Ubuntu Manpage: dspam - DSPAM Anti-Spam Agent

NAME

       dspam - DSPAM Anti-Spam Agent

SYNOPSIS

       dspam [--mode=teft|toe|tum|notrain|unlearn] [--user user1 user2 ... userN]
       [--feature=noise|no,tb=N,whitelist|wh] [--class=spam|innocent] [--source=error|corpus|inoculation]
       [--profile=PROFILE] [--deliver=spam,innocent|nonspam,summary,stdout] [--help] [--version] [--process]
       [--classify] [--signature=signature] [--stdout] [--debug] [--daemon] [--nofork]] [--client]
       [--rcpt-to recipient-address(es)] [--mail-from=sender-address] [passthru-delivery-arguments]

DESCRIPTION

       The  DSPAM  agent  provides a direct interface to mail servers for command-line spam filtering.

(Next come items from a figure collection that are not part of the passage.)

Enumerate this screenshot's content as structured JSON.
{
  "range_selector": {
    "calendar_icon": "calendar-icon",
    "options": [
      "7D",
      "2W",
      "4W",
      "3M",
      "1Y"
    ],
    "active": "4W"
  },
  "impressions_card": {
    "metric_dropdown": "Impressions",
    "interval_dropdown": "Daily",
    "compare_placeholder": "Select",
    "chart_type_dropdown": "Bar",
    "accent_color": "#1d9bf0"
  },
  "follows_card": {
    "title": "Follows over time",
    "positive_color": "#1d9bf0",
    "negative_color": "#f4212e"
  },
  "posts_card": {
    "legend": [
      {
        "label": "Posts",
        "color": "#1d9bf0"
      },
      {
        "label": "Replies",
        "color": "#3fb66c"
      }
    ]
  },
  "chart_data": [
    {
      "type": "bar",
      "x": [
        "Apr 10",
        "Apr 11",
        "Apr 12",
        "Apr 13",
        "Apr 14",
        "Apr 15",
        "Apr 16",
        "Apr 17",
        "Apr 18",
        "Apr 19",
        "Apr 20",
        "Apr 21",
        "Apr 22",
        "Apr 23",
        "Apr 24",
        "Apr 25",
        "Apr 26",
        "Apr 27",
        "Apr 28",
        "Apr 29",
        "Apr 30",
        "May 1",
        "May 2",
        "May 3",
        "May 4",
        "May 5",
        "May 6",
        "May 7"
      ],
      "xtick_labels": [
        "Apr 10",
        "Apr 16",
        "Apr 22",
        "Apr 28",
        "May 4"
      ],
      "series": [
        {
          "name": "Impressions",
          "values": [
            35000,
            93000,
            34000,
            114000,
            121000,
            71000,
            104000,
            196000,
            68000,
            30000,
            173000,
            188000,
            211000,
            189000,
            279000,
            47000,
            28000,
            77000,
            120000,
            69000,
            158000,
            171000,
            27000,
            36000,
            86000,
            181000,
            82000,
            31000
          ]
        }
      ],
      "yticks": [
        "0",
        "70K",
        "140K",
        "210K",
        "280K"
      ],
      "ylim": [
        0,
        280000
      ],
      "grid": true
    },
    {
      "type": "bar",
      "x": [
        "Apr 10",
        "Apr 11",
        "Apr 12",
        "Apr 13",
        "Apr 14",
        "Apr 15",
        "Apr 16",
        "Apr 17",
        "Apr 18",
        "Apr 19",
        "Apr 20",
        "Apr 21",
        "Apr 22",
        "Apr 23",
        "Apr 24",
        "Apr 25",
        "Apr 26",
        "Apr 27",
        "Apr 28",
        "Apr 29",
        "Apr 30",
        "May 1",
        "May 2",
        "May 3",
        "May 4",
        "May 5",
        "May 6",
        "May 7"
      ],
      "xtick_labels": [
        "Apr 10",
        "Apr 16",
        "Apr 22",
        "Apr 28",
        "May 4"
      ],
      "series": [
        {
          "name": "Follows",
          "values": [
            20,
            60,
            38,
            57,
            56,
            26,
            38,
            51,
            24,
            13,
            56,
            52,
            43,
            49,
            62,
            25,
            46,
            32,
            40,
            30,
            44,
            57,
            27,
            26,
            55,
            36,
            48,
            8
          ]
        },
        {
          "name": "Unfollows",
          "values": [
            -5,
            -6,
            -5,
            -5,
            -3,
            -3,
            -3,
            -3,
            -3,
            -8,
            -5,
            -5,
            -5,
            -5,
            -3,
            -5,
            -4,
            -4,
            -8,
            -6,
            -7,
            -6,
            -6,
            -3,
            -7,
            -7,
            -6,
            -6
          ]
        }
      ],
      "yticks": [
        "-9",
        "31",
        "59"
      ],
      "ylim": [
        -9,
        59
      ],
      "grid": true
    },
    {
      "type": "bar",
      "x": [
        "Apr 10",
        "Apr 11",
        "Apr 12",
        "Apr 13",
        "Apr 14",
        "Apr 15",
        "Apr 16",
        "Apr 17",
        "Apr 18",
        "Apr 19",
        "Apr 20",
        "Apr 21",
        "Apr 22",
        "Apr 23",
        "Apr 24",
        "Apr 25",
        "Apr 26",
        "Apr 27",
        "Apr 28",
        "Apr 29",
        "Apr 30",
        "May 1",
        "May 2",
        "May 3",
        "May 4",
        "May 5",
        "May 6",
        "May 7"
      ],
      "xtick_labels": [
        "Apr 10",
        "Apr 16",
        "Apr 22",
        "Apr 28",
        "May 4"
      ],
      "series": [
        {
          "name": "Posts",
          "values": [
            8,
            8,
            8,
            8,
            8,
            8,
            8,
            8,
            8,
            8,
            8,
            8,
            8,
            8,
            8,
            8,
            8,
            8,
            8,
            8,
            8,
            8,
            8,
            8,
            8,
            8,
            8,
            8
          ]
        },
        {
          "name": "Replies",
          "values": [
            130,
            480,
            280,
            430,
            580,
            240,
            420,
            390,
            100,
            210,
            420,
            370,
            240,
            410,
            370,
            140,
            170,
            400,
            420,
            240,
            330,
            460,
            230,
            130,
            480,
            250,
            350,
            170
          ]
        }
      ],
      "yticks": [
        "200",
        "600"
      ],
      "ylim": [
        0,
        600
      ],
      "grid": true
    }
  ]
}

The agent
       can masquerade as the mail server's local delivery agent and will process any email  passed  to  it.  The
       agent  will  then  call  whatever  delivery  agent  was  specified at compile time or quarantine/tag/drop
       messages identified as spam. The DSPAM agent can function locally or as a proxy. It is  also  responsible
       for processing classification errors so that DSPAM can learn from its mistakes.

OPTIONS

--user user1 user2 ... userNSpecifies the destination users of the incoming message. In most cases this
is
the local user on the system, however some implementations may call for virtual usernames,
specific to DSPAM, to be assigned. The agent processes an incoming message once for each user
specified. If the message is to be delivered, the $u (or %u) parameters of the argument string
will be interpolated for the current user being processed.

--mode=toe|tum|teft|notrainConfigures the training mode to be used for this process, overriding any
defaults in
dspam.conf or the preference extension:

teft : Train-Everything. Trains on all messages processed. This is a very thorough training
approach and should be considered the standard training approach for most users. TEFT may,
however, prove too volatile on installations with extremely high per-user traffic, or prove not
very scalable on systems with extremely large user-bases. In the event that TEFT is proving
ineffective, one of the other modes is recommended.

toe : Train-on-Error. Trains only on a classification error, once the user's metadata has matured
to 2500 innocent messages. This training mode is much less resource intensive, as only occasional
metadata writes are necessary. It is also far less volatile than the TEFT mode of training. One
drawback, however, is that TOE only learns when DSPAM has made a mistake - which means the data is
sometimes too static, and unable to "ease into" a different type of behavior.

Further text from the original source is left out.